Notes for TI2716-C Multimedia Analysis

These are my review notes for Multimedia Analysis. The topics in these notes (roughly) correspond to those covered in lectures, (roughly) in the same order.

The list below links to each “chapter” of the notes, specifies the lectures covered (3.1T = lecture from the Tuesday of academic week 3.1), and briefly describes the contents of the chapter.

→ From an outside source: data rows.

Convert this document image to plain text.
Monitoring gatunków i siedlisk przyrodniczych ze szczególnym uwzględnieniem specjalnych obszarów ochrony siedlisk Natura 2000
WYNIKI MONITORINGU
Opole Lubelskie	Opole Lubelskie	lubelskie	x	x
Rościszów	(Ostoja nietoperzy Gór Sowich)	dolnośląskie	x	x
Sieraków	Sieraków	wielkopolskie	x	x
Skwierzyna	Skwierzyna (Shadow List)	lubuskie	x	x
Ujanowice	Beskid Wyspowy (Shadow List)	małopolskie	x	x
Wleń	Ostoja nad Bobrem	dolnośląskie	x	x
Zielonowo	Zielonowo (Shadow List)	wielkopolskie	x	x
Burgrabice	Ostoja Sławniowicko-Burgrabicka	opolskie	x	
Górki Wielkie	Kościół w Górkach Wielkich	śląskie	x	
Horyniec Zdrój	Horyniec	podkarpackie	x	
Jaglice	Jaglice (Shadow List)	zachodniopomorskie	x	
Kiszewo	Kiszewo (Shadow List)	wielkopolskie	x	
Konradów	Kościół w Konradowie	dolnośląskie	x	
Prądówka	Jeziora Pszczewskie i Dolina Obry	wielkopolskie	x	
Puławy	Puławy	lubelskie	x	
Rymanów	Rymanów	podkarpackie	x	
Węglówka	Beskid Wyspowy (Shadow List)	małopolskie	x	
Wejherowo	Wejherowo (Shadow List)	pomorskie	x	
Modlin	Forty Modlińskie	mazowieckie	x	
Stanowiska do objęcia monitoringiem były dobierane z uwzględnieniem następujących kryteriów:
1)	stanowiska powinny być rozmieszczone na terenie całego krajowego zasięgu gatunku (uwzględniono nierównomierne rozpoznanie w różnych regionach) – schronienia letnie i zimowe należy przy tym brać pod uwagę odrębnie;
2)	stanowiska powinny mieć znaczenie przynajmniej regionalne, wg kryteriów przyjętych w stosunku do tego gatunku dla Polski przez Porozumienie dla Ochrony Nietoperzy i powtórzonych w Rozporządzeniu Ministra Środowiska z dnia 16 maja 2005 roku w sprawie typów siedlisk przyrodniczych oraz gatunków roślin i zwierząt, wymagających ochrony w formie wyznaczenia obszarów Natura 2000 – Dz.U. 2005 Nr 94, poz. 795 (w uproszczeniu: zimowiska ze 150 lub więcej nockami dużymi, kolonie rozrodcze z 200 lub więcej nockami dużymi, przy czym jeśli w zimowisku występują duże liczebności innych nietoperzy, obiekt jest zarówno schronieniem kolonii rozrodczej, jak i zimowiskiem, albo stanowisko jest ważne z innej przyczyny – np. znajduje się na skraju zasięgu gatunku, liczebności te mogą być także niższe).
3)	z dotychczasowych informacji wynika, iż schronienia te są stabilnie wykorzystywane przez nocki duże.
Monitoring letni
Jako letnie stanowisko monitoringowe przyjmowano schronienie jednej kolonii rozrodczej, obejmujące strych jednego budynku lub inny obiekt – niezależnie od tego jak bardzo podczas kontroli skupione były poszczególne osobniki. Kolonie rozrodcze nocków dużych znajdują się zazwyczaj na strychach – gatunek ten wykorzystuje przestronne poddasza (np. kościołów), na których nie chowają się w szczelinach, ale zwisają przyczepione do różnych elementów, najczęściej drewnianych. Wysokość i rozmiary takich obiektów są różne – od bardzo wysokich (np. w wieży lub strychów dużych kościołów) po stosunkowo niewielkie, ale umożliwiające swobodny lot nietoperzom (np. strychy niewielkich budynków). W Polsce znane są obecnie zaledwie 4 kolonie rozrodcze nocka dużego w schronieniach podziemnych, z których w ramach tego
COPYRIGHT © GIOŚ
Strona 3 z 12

  1. Introduction (3.1T, 3.1F, 3.4F): Defines multimedia, multimedia analysis, the semantic gap, and machine learning, and introduces information filtering and retrieval and the various types of tasks in MMA and ML.
  2. Background Knowledge (3.1T, 3.1F): Reviews mean, variance, gaussian functions, Bayes’ rule, image processing concepts such as SIFT, and several similarity and distance measures.
  3. Evaluating Multimedia Systems (3.2F, 3.3F): Covers evaluating supervised MMA tasks using hold out evaluation and cross-validation, evaluating information retrieval systems, and several evaluation metrics such as accuracy, precision and recall.
  4. Recommender Systems (3.1T, 3.1F): Introduces recommender systems, their typical tasks, and their implementation through challenges, the user-item matrix, baseline predictions, and collaborative filtering.
  5. Information Retrieval (IR) (3.3T): Introduces information retrieval.
    1. IR Using the Vector Space Model (3.3T): Discusses the term-document matrix and the vector space model and its optimizations, such as log frequencies and tf-idf weighting.
    2. IR Using the Unigram Language Model (3.3F): Discusses language models and the unigram language model.
    3. Multimedia Information Retrieval (3.3T): Explores multimedia information retrieval, specifically texture recognition and bag of features.
    4. Music Information Retrieval (3.2T - guest lecture): Examines IR in music, through audio music processing (spectrograms and music fundamentals) and some case studies (fingerprinting, cover song retrieval and genre identification).
  6. Classification (3.2T, 3.3F, 3.4F): Introduces classification and examines music genre classification using bag of frames and gaussian mixture models, and a naive baysian classifier for text.
  7. Automatic Speech Recognition (3.4F): Covers the noisy channel model, automatic speech recognition architecture, gaussian classifiers as acoustic model, and the n-gram model.
  8. Harris Corner Detector (3.4T): Covers quadratic approximation, interpreting eigenvalues and properties of the harris corner detector.

Disclaimer

These notes are based on the TU Delft TI2716-C Multimedia Analysis course taught in Q3 of the 2016 - 2017 academic year. They are provided without guarantee of correctness or completeness.